Steven didn't wait to hear, but guessed she was talking with her channeler. He stopped and pulled a big white towel from the linen closet, then headed for the far door in the bedroom—Victor's closet. As he flipped through the clothes, he was only thinking Victor was closer to the Korean's size than he was. He took a cream-colored dress shirt off a hanger and a yellow cardigan sweater, the latter bought on an achingly clear November day in Pisa. As Steven shut the closet door, he could practically smell the fallen leaves of the chestnut trees along the Tuscan street.

Crossing the study again, he saw that Sonny had taken the phone, though he was still sitting on the floor Indian-style. “All the dominion below the Second Cataract,” he was saying, while Angela zapped the base of his skull with acupressure. Neither one even looked at Steven.

Dell was still all alone in the living room, his eyes fixed on the TV screen. Mother Evangeline, in tight close-up, spoke with a low thrill, not a foot from Dell Espinoza's face: “To the homosexuals we say, thank God for AIDS, because it is bringing you home to Him.”

“Why don't you turn that off?” said Steven, passing through. Dell turned and stared at him, uncomprehending, eyes on fire, as if he'd taken a dose of radiated light from the Sony. Steven didn't repeat his injunction but kept on walking, suddenly realizing that the crisis of Ray was simpler.

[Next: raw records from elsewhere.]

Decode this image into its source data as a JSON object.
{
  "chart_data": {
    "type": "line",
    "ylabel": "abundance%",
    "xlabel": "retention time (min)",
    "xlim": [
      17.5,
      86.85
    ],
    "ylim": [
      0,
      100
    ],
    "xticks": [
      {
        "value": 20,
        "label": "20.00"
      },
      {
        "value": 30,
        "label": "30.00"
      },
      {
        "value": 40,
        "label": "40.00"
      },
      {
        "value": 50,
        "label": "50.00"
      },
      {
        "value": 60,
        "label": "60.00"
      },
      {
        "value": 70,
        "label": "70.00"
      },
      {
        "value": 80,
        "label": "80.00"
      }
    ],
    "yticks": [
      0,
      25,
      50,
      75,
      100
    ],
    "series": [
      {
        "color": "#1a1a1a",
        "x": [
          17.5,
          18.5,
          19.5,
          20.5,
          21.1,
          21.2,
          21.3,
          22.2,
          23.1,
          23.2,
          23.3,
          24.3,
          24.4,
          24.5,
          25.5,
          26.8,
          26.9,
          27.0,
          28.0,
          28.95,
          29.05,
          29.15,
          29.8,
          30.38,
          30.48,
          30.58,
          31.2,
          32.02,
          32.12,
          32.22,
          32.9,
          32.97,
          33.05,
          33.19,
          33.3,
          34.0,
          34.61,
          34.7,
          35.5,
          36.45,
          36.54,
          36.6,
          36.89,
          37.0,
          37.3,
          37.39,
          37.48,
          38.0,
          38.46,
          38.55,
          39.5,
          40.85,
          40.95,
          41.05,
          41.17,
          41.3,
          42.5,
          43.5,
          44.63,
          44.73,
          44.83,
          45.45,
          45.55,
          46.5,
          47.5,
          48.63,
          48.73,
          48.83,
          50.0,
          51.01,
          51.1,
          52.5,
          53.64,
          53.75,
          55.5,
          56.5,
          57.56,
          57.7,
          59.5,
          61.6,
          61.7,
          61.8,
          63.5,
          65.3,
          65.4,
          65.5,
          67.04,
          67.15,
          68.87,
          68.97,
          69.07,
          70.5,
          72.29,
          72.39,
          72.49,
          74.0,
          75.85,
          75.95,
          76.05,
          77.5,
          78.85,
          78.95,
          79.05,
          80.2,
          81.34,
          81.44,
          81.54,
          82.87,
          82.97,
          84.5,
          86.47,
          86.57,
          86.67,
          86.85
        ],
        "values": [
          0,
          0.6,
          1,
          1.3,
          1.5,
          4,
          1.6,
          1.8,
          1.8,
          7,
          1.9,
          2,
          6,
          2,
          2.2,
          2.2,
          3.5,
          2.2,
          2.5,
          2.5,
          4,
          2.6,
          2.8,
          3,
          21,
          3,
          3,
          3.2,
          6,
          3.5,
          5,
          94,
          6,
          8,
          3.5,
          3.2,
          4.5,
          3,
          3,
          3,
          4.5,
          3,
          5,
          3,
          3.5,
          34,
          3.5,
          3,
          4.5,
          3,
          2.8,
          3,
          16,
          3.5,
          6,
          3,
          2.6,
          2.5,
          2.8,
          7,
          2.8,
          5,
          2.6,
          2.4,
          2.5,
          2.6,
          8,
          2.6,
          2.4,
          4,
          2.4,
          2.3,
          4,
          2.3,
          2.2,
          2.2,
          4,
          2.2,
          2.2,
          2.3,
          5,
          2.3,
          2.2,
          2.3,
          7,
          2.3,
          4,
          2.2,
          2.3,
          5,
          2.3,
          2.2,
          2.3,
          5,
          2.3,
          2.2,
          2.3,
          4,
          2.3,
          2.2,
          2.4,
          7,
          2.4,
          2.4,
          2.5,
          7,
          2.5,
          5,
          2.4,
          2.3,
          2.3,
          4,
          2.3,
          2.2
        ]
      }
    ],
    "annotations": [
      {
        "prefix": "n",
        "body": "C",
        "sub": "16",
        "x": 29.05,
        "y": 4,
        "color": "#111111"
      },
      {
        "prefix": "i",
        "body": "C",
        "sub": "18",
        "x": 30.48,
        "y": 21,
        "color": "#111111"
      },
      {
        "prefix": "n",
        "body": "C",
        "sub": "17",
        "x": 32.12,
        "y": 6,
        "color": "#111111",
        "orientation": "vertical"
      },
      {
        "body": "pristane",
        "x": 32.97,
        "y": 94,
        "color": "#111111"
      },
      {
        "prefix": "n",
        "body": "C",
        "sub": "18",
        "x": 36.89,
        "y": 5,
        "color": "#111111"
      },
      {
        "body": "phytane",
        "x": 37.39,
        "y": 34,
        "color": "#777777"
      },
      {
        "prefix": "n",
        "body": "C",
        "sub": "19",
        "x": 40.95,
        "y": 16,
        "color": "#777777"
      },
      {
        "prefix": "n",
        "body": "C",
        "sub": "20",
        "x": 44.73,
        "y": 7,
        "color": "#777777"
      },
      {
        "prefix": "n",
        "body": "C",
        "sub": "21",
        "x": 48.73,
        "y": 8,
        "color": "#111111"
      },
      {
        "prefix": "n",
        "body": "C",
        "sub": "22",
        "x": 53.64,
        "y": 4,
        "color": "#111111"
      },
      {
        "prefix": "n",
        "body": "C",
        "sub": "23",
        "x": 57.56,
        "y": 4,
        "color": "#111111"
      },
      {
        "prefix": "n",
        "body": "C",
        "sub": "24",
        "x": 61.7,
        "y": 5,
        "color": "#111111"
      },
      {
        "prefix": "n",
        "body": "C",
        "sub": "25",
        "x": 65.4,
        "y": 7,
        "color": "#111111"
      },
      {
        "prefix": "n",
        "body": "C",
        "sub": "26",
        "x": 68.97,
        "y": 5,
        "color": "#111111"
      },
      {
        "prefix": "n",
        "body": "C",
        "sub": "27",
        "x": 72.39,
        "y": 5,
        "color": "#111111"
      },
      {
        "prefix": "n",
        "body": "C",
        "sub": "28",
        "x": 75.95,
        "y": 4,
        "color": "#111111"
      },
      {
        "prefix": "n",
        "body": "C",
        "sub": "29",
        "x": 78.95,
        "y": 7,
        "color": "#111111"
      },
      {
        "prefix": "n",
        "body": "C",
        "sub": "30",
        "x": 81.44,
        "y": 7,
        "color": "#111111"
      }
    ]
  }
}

Mark had joined the women in the dining room as they ministered to the Korean, but he stood slightly apart by the sideboard. Hands behind his back and lifting slightly off his toes, looking out at the night with an abstract smile. Steven went right to Margaret. With one end of the towel, he wiped Ray's bony chest, every rib fearfully distinct, the strings of a human harp. Margaret vigorously rubbed Ray's head, his blue-black hair still full and sleek despite the waste of the rest of him. Ray moaned in a dreamy way, enjoying the massage.

Tenderly Heather slipped the shirt over his arm, and Steven crouched and pulled Ray forward so she could bring it around his back. The other arm was a bit of a struggle, but at last the shirt was on. Steven buttoned it up the front while Heather adjusted the sleeves. The memory of dressing Victor was very intense, but Steven didn't cry. For all his own tender ministrations here, he realized he had consciously chosen not to bring a shirt of his own. He didn't want to see any threads of his on a dying man.

“I think it's time we got you home,” said Margaret, combing back Ray's hair.

“No,” he retorted with startling force, the emperor again. “I have dessert.”

The group around him burst out laughing, relieved to be restored so quick from hospital to holiday. Forget the seconds. Now they were galvanized by Ray Lee's spunk, and the women moved to clear the sideboard. Steven looked over and caught Mark's eye. Mark smiled at him serenely and spoke it again, quiet but firm: “Bullshit.”